Violent Crime

 

Rev Jim McCartney

Chief Executive of THOMAS

 

Recent high profile media coverage of violent crime involving fatalities is sending a shockwave through our nation’s conscience. Figures obtained under the Freedom of Information Act by Channel Five News, show that there is a knife crime committed in the UK every 24 minutes.  Literally anyone of us could find ourselves the victim of such an attack; however the most at risk are young males aged 14 to 24. As a criminal justice strategist developing systems to help liberate prolific offenders within the drug treatment sector, I am anxious and troubled by the grotesque attack on young life. Paul Knox the 18 year old budding actor, who played Marcus Belby in the forthcoming Harry Potter film, was the 14th teenager to die violently in Londonthis year. His only crime was that of an innocent young man who was out with his friends who became the victim of fuelled aggression with devastating consequences.

 

What has gone wrong with our society, our young people going out only to return in body bags? This is not Iraq but London. The recent May Bank Holiday saw a spate of attacks involving young people in and near the Capital.
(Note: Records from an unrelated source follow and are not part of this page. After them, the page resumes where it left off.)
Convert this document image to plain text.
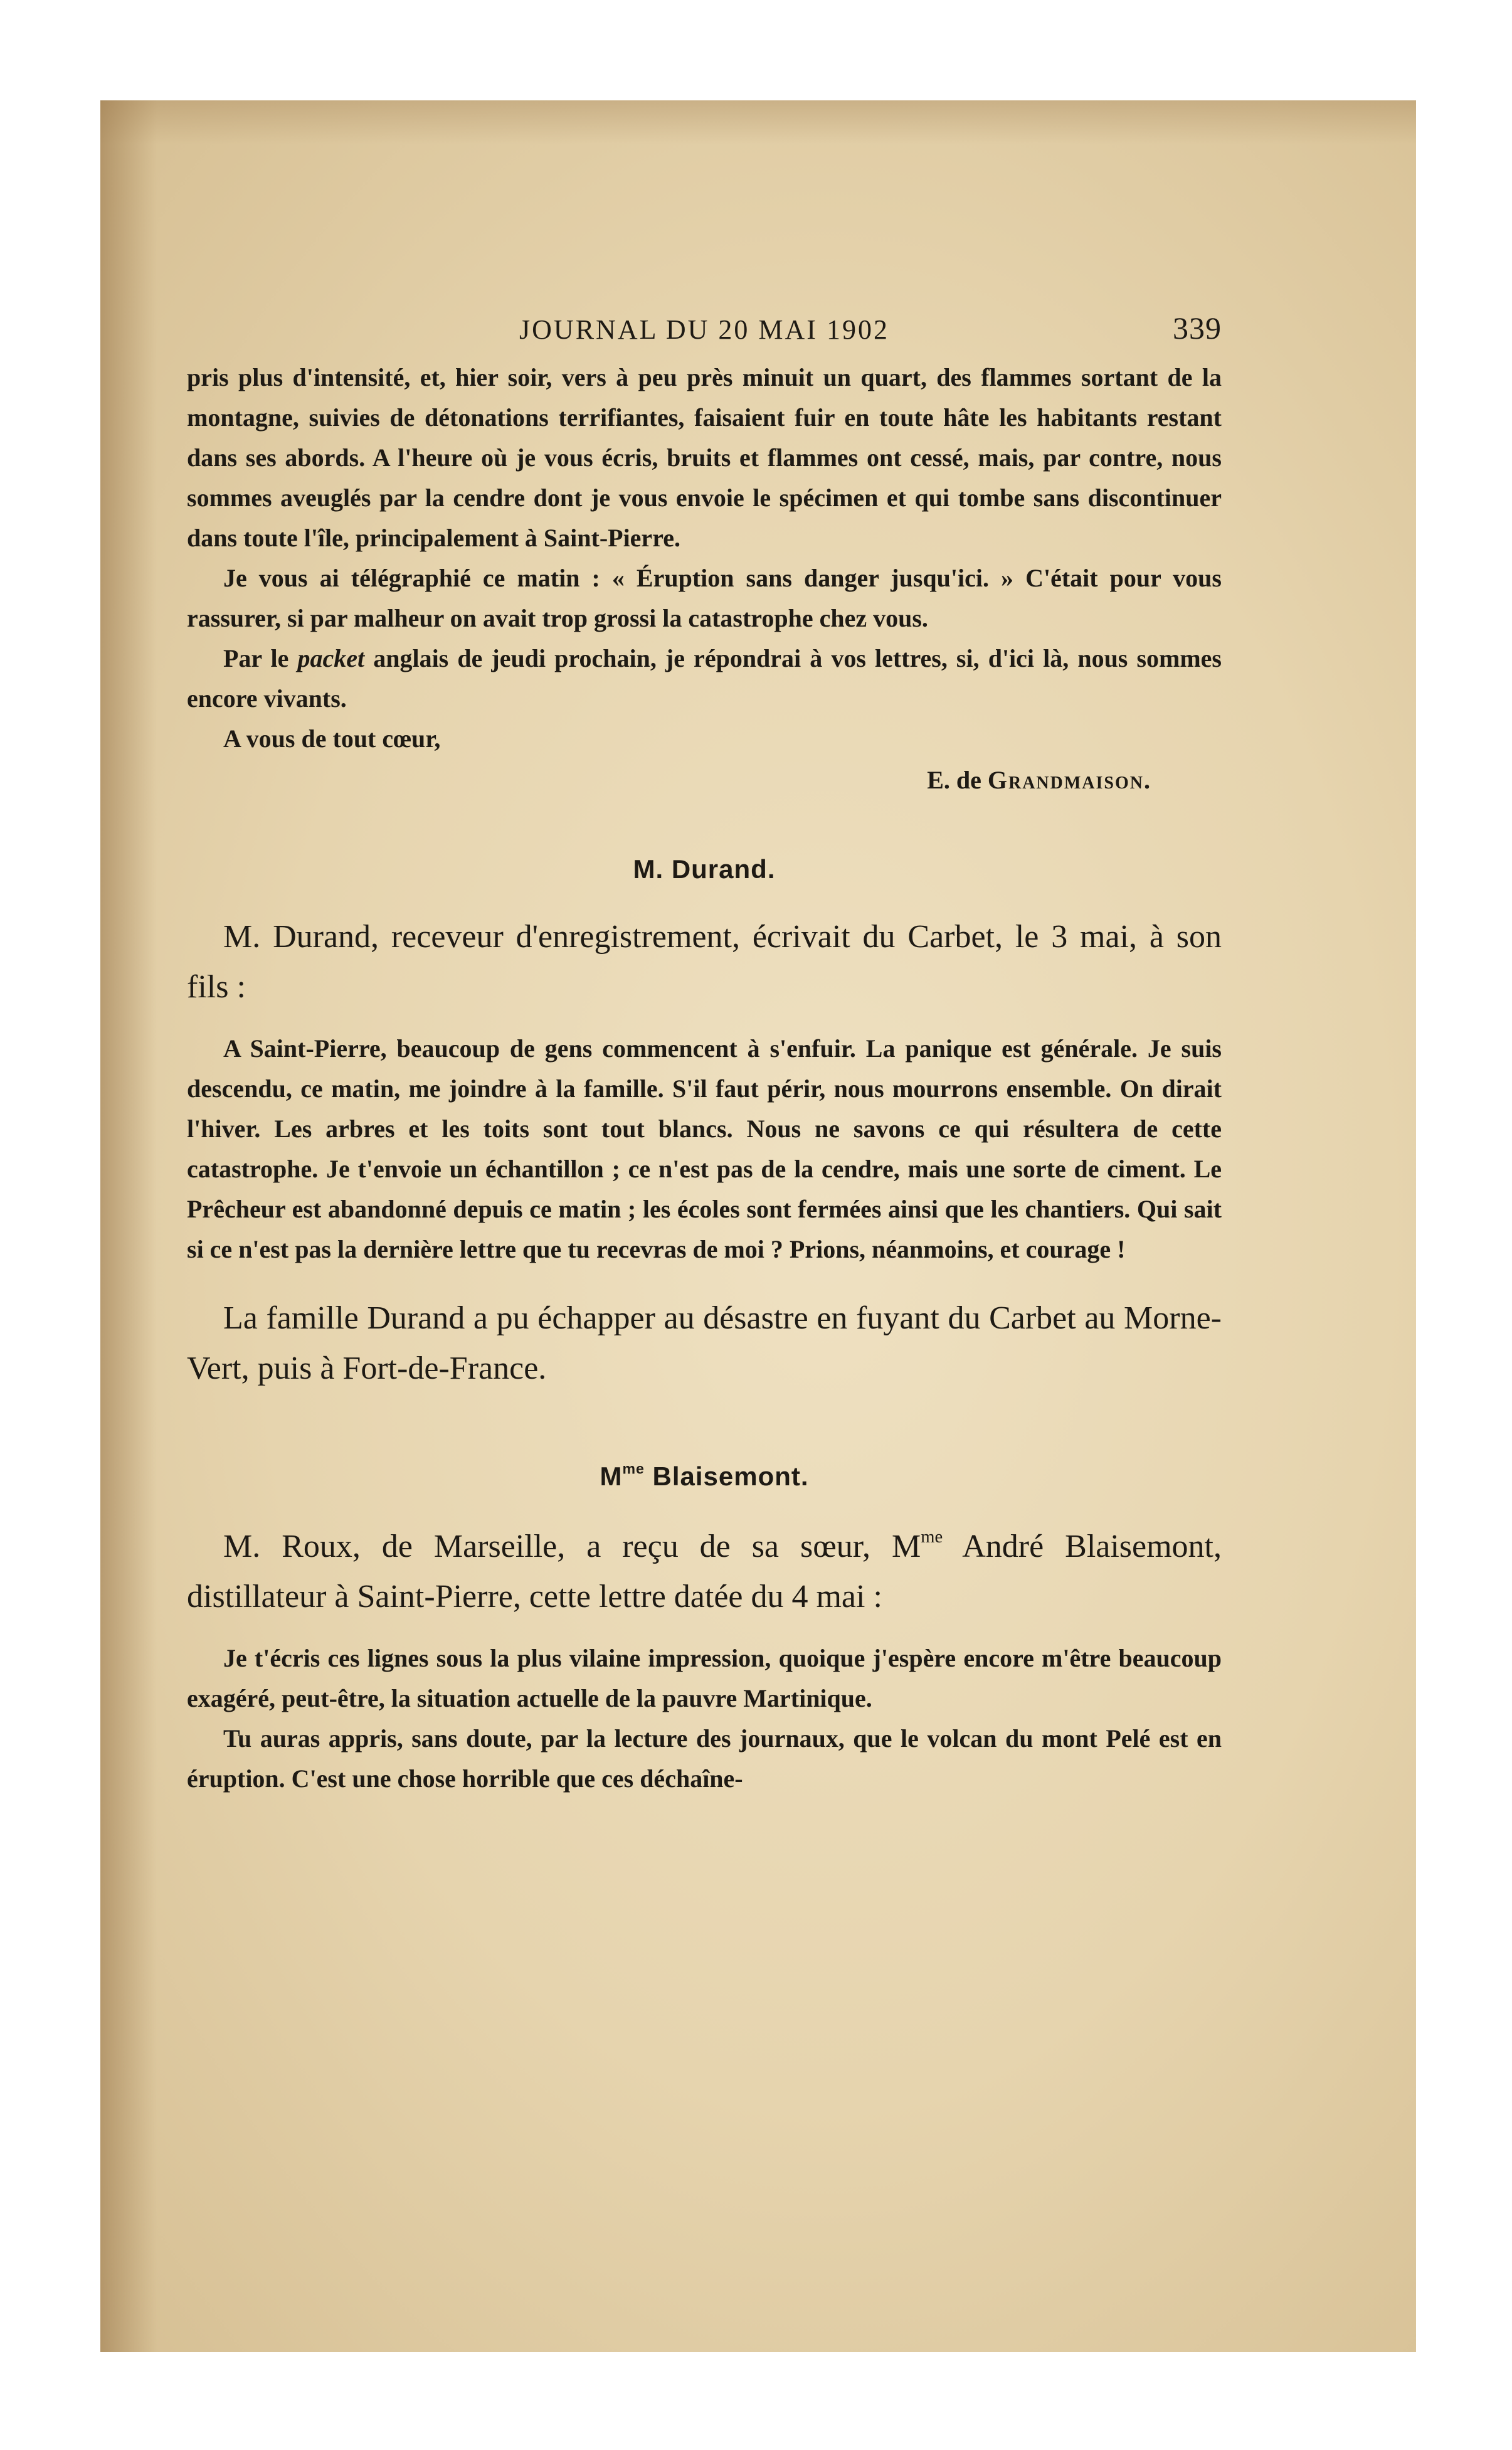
JOURNAL DU 20 MAI 1902	339

pris plus d'intensité, et, hier soir, vers à peu près minuit un quart, des flammes sortant de la montagne, suivies de détonations terrifiantes, faisaient fuir en toute hâte les habitants restant dans ses abords. A l'heure où je vous écris, bruits et flammes ont cessé, mais, par contre, nous sommes aveuglés par la cendre dont je vous envoie le spécimen et qui tombe sans discontinuer dans toute l'île, principalement à Saint-Pierre.

Je vous ai télégraphié ce matin : « Éruption sans danger jusqu'ici. » C'était pour vous rassurer, si par malheur on avait trop grossi la catastrophe chez vous.

Par le packet anglais de jeudi prochain, je répondrai à vos lettres, si, d'ici là, nous sommes encore vivants.

A vous de tout cœur,

E. de Grandmaison.

M. Durand.

M. Durand, receveur d'enregistrement, écrivait du Carbet, le 3 mai, à son fils :

A Saint-Pierre, beaucoup de gens commencent à s'enfuir. La panique est générale. Je suis descendu, ce matin, me joindre à la famille. S'il faut périr, nous mourrons ensemble. On dirait l'hiver. Les arbres et les toits sont tout blancs. Nous ne savons ce qui résultera de cette catastrophe. Je t'envoie un échantillon ; ce n'est pas de la cendre, mais une sorte de ciment. Le Prêcheur est abandonné depuis ce matin ; les écoles sont fermées ainsi que les chantiers. Qui sait si ce n'est pas la dernière lettre que tu recevras de moi ? Prions, néanmoins, et courage !

La famille Durand a pu échapper au désastre en fuyant du Carbet au Morne-Vert, puis à Fort-de-France.

$M^{me}$ Blaisemont.

M. Roux, de Marseille, a reçu de sa sœur, $M^{me}$ André Blaisemont, distillateur à Saint-Pierre, cette lettre datée du 4 mai :

Je t'écris ces lignes sous la plus vilaine impression, quoique j'espère encore m'être beaucoup exagéré, peut-être, la situation actuelle de la pauvre Martinique.

Tu auras appris, sans doute, par la lecture des journaux, que le volcan du mont Pelé est en éruption. C'est une chose horrible que ces déchaîne-
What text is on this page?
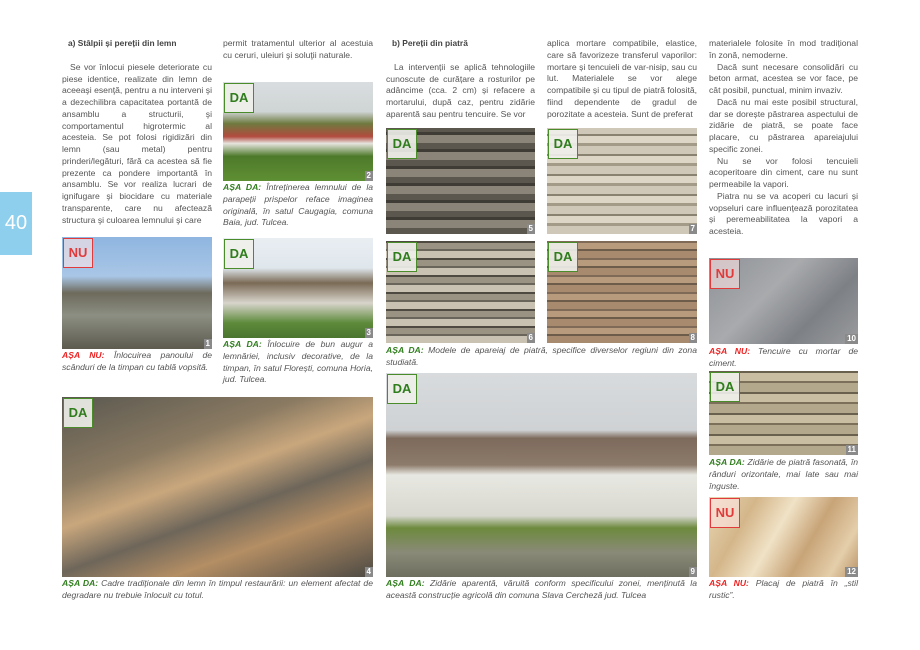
40
a) Stâlpii și pereții din lemn

Se vor înlocui piesele deteriorate cu piese identice, realizate din lemn de aceeaşi esenţă, pentru a nu interveni şi a dezechilibra capacitatea portantă de ansamblu a structurii, şi comportamentul higrotermic al acesteia. Se pot folosi rigidizări din lemn (sau metal) pentru prinderi/legături, fără ca acestea să fie prezente ca pondere importantă în ansamblu. Se vor realiza lucrari de ignifugare şi biocidare cu materiale transparente, care nu afectează structura şi culoarea lemnului şi care

permit tratamentul ulterior al acestuia cu ceruri, uleiuri şi soluţii naturale.

b) Pereții din piatră

La intervenții se aplică tehnologiile cunoscute de curățare a rosturilor pe adâncime (cca. 2 cm) și refacere a mortarului, după caz, pentru zidărie aparentă sau pentru tencuire. Se vor

aplica mortare compatibile, elastice, care să favorizeze transferul vaporilor: mortare și tencuieli de var-nisip, sau cu lut. Materialele se vor alege compatibile și cu tipul de piatră folosită, fiind dependente de gradul de porozitate a acesteia. Sunt de preferat

materialele folosite în mod tradițional în zonă, nemoderne.

Dacă sunt necesare consolidări cu beton armat, acestea se vor face, pe cât posibil, punctual, minim invaziv.

Dacă nu mai este posibil structural, dar se dorește păstrarea aspectului de zidărie de piatră, se poate face placare, cu păstrarea apareiajului specific zonei.

Nu se vor folosi tencuieli acoperitoare din ciment, care nu sunt permeabile la vapori.

Piatra nu se va acoperi cu lacuri și vopseluri care influențează porozitatea și peremeabilitatea la vapori a acesteia.

NU
1
AȘA NU: Înlocuirea panoului de scânduri de la timpan cu tablă vopsită.
DA
2
AȘA DA: Întreținerea lemnului de la parapeții prispelor reface imaginea originală, în satul Caugagia, comuna Baia, jud. Tulcea.
DA
3
AȘA DA: Înlocuire de bun augur a lemnăriei, inclusiv decorative, de la timpan, în satul Florești, comuna Horia, jud. Tulcea.
DA
4
AȘA DA: Cadre tradiționale din lemn în timpul restaurării: un element afectat de degradare nu trebuie înlocuit cu totul.
DA
5
DA
7
DA
6
DA
8
AȘA DA: Modele de apareiaj de piatră, specifice diverselor regiuni din zona studiată.
DA
9
AȘA DA: Zidărie aparentă, văruită conform specificului zonei, menținută la această construcție agricolă din comuna Slava Cercheză jud. Tulcea
NU
10
AȘA NU: Tencuire cu mortar de ciment.
DA
11
AȘA DA: Zidărie de piatră fasonată, în rânduri orizontale, mai late sau mai înguste.
NU
12
AȘA NU: Placaj de piatră în „stil rustic”.
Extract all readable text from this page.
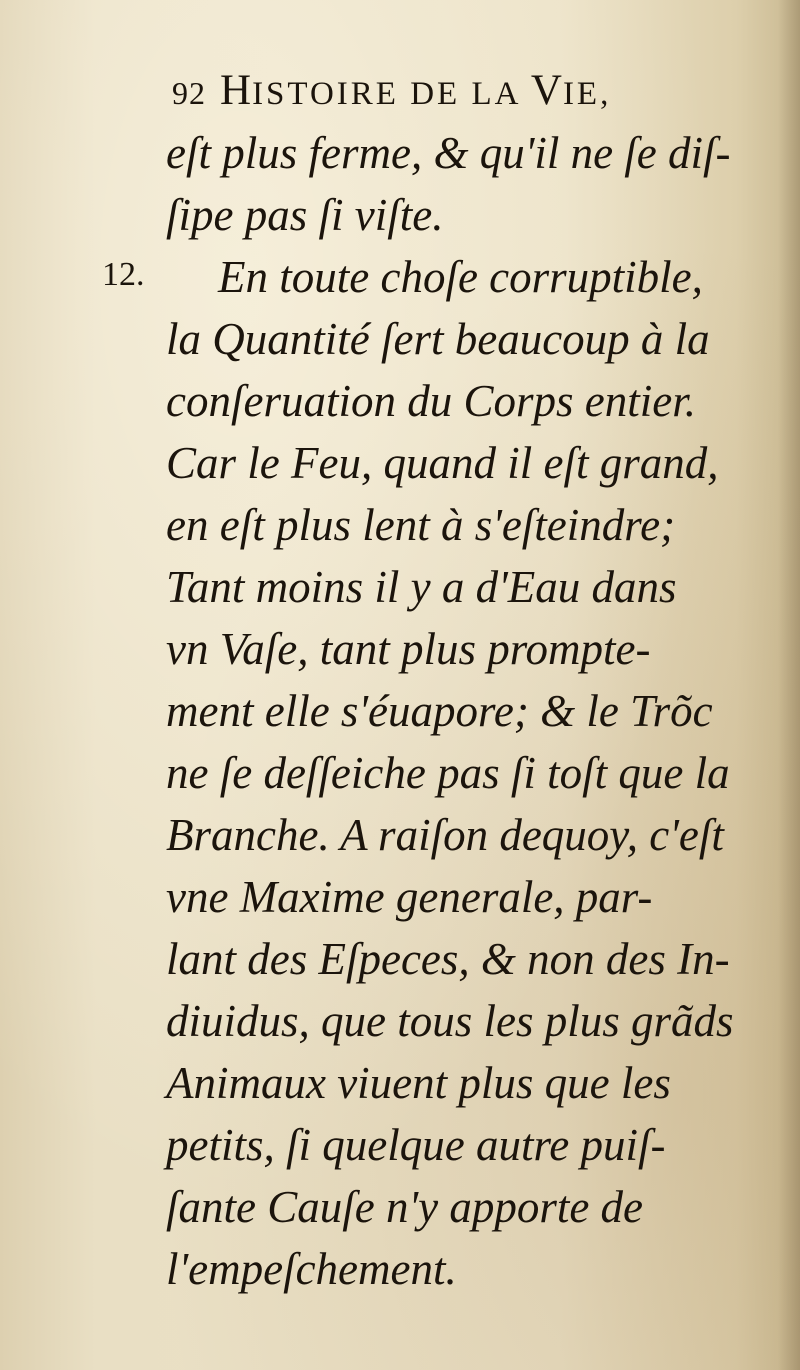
92 HISTOIRE DE LA VIE,
12.
eſt plus ferme, & qu'il ne ſe diſ-
ſipe pas ſi viſte.
En toute choſe corruptible,
la Quantité ſert beaucoup à la
conſeruation du Corps entier.
Car le Feu, quand il eſt grand,
en eſt plus lent à s'eſteindre;
Tant moins il y a d'Eau dans
vn Vaſe, tant plus prompte-
ment elle s'éuapore; & le Trõc
ne ſe deſſeiche pas ſi toſt que la
Branche. A raiſon dequoy, c'eſt
vne Maxime generale, par-
lant des Eſpeces, & non des In-
diuidus, que tous les plus grãds
Animaux viuent plus que les
petits, ſi quelque autre puiſ-
ſante Cauſe n'y apporte de
l'empeſchement.
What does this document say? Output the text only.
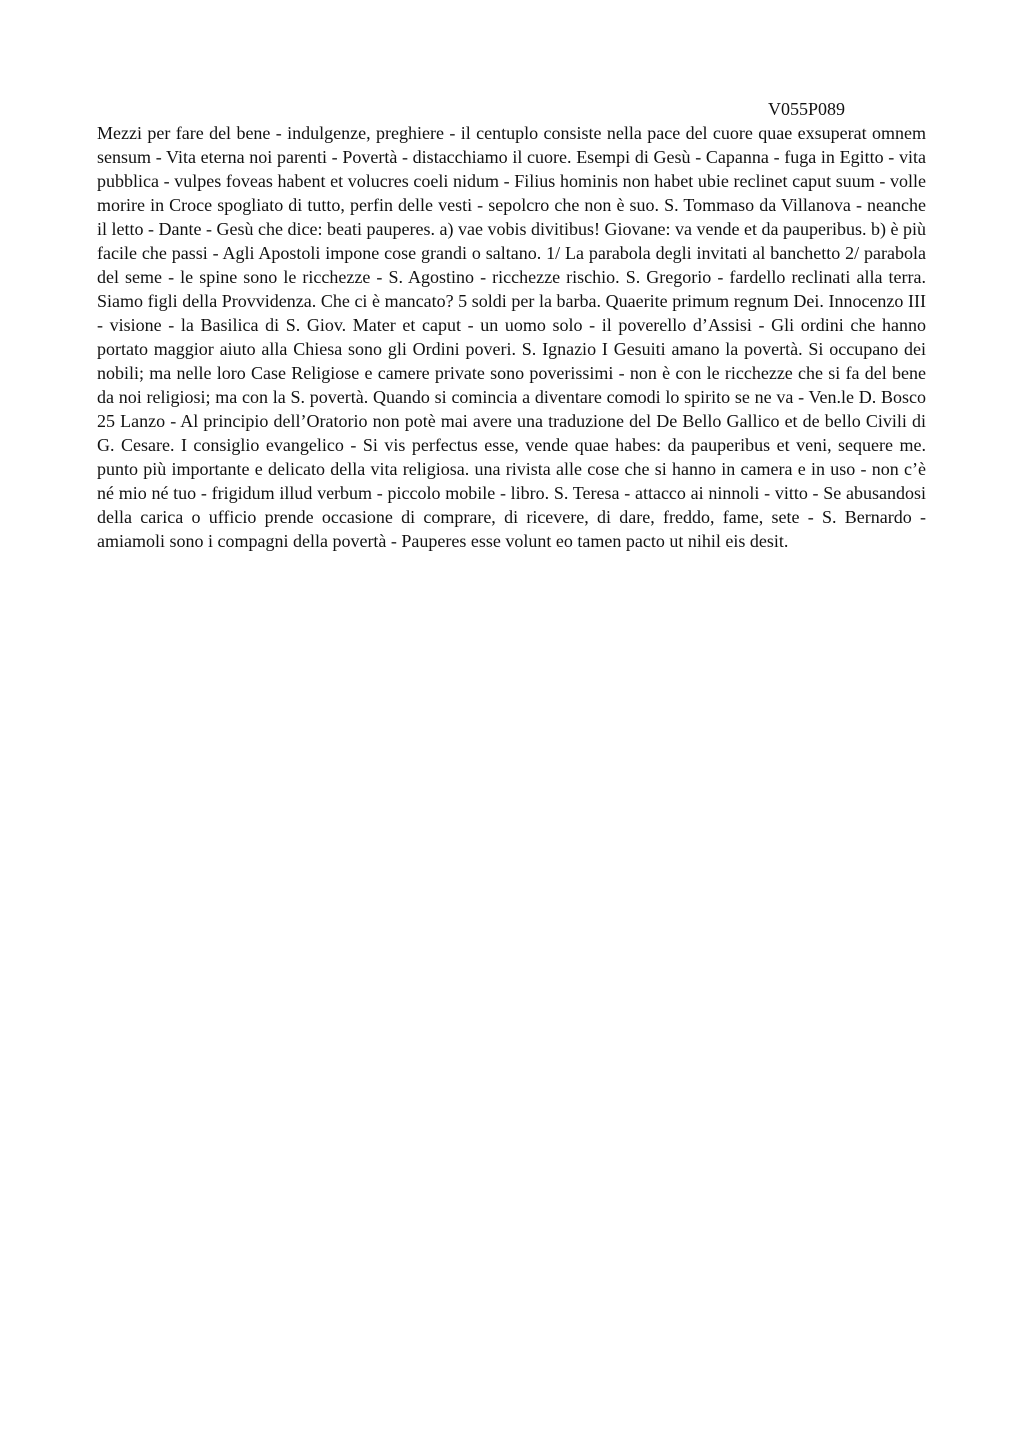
V055P089

Mezzi per fare del bene - indulgenze, preghiere - il centuplo consiste nella pace del cuore quae exsuperat omnem sensum - Vita eterna noi parenti - Povertà - distacchiamo il cuore. Esempi di Gesù - Capanna - fuga in Egitto - vita pubblica - vulpes foveas habent et volucres coeli nidum - Filius hominis non habet ubie reclinet caput suum - volle morire in Croce spogliato di tutto, perfin delle vesti - sepolcro che non è suo. S. Tommaso da Villanova - neanche il letto - Dante - Gesù che dice: beati pauperes. a) vae vobis divitibus! Giovane: va vende et da pauperibus. b) è più facile che passi - Agli Apostoli impone cose grandi o saltano. 1/ La parabola degli invitati al banchetto 2/ parabola del seme - le spine sono le ricchezze - S. Agostino - ricchezze rischio. S. Gregorio - fardello reclinati alla terra. Siamo figli della Provvidenza. Che ci è mancato? 5 soldi per la barba. Quaerite primum regnum Dei. Innocenzo III - visione - la Basilica di S. Giov. Mater et caput - un uomo solo - il poverello d’Assisi - Gli ordini che hanno portato maggior aiuto alla Chiesa sono gli Ordini poveri. S. Ignazio I Gesuiti amano la povertà. Si occupano dei nobili; ma nelle loro Case Religiose e camere private sono poverissimi - non è con le ricchezze che si fa del bene da noi religiosi; ma con la S. povertà. Quando si comincia a diventare comodi lo spirito se ne va - Ven.le D. Bosco 25 Lanzo - Al principio dell’Oratorio non potè mai avere una traduzione del De Bello Gallico et de bello Civili di G. Cesare. I consiglio evangelico - Si vis perfectus esse, vende quae habes: da pauperibus et veni, sequere me. punto più importante e delicato della vita religiosa. una rivista alle cose che si hanno in camera e in uso - non c’è né mio né tuo - frigidum illud verbum - piccolo mobile - libro. S. Teresa - attacco ai ninnoli - vitto - Se abusandosi della carica o ufficio prende occasione di comprare, di ricevere, di dare, freddo, fame, sete - S. Bernardo - amiamoli sono i compagni della povertà - Pauperes esse volunt eo tamen pacto ut nihil eis desit.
As I write this article a 19 year old man lies critically in hospital after being stabbed at East Ham tube station. A second man also aged 19, was arrested after being found with head injuries in a road nearby. Two 17 year old youths are fighting for their lives after being shot in North London.

 

What is it that drives young people to commit such atrocities?  We have just opened our new £1m unit to work with the drug and alcohol addicted.  The drug treatment sector has its fair share of disenfranchised people. At grassroots level we can see the manifestations of a lost youth now searching for identity and meaning as it struggles to cope with the demands of adult life. A significant number of people who access our services are themselves the victims of a turbulent adolescence, now regretting many of the mistakes from a misspent youth.

 

British musician TRICKY blames hip-hop for rising crime in the U.K., insisting it has created a generation of angry and violent young men. The artist, who mixes rock, hip-hop and pop in his music, claims parts of Britainare now more dangerous than New York, and the popular hip-hop culture has contributed to the situation.

 

I believe there is a need for a new type of rehabilitation, re-programming our youth so that it can develop new ways of dealing with irrational thinking. The problem faced by some of our young people is that when they are gripped by irrational thinking it is often too late.  American psychologist Albert Ellis, the originator of Rational Emotive Behaviour Therapy, was one of the first to systematically show how beliefs determine the way human beings feel and behave.  Rehabilitation is about helping people to change their thinking patterns, moving away from irrational to rational behaviours.  I endorse the need for some of our youth to engage in a residential therapeutic community.

 

Parents know if their children are at risk. Government also needs to inject funding into this type of development. Living for a short period in a residential therapeutic community can provide a learning opportunity that can radically transform a human life.  Alternatively some of our young people will either die or end up in prison.